What is the forum called, i'm very curious to read this. I typed in hifi forum with the only results coming back being Secrets of home theater and hi fidelity :huh:.


----------



## jackfish (Dec 27, 2006)

http://emotiva.com/upa5/UPA-5 8 ohm.pdf

See the third page. Shows the output of all channels with all channels driven.


----------



## eugovector (Sep 4, 2006)

To save folks the read, though it is a good one, exceeds rated power w/ 1KHz wave at ~1% distortion.


----------



## bambino (Feb 21, 2010)

Just like the XPA5 it also exeeds it's rated power, truley a great product from the short amount of time i've had it and the folks at Emotiva are some of the freindlyst people around. :clap:. I am however still interested in reading the article that was mentiond in post #1.


----------



## kennypc (Sep 4, 2009)

It,s called secrets of home fidelity UPA-5 review


----------



## eugovector (Sep 4, 2006)

This article: http://www.hometheaterhifi.com/power-amplifiers/824-emotiva-upa-5.html

??

I'm not finding anything about it not meeting power specs, but I just gave it a quick once over.


----------



## bambino (Feb 21, 2010)

Thanks man, I'll Have to give it a read.:T


----------



## chas (Jan 28, 2007)

The questioning of the power ratings is in the reader comments after the review. Basically someone is saying that Emotiva's rating is for all channels at 1000hz only, and not a full-band rating (20hz to 20khz). His argument is that the transformer is too small to provide the rated power at full-band.


----------



## eugovector (Sep 4, 2006)

That's a bummer because there's nothing I like more than listening to the "full-bandwidth pick noise sonata" at 105db.

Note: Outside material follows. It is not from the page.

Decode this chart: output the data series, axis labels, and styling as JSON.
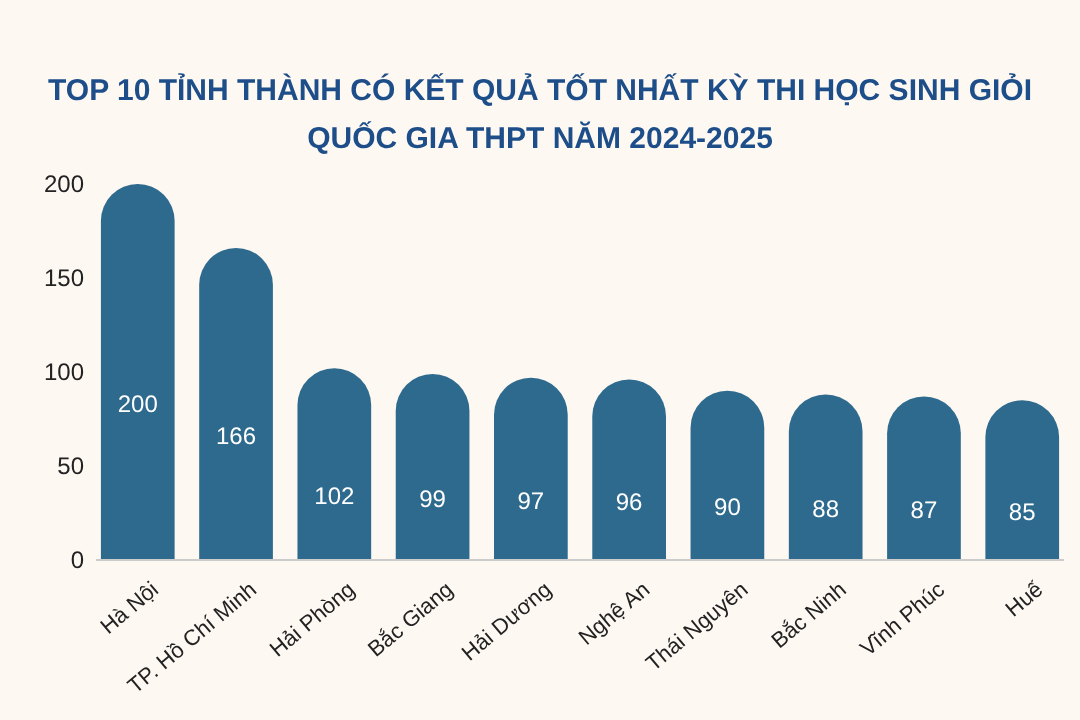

Seriously though, he's probably right, but it doesn't matter a whole lot because a) full-bandwidth ratings are rare, and b) they aren't very indicative of real world use, or at least only slightly more so than single-band. If anyone stumbles across full-bandwidth tests for the Emotiva anything, please let us know, but the real-world implications are pretty limited.


----------



## chas (Jan 28, 2007)

eugovector said:


> That's a bummer because there's nothing I like more than listening to the "full-bandwidth pick noise sonata" at 105db.


Was that Beethoven or Mozart?


----------



## eugovector (Sep 4, 2006)

chas said:


> Was that Beethoven or Mozart?


Helmholtz actually.


----------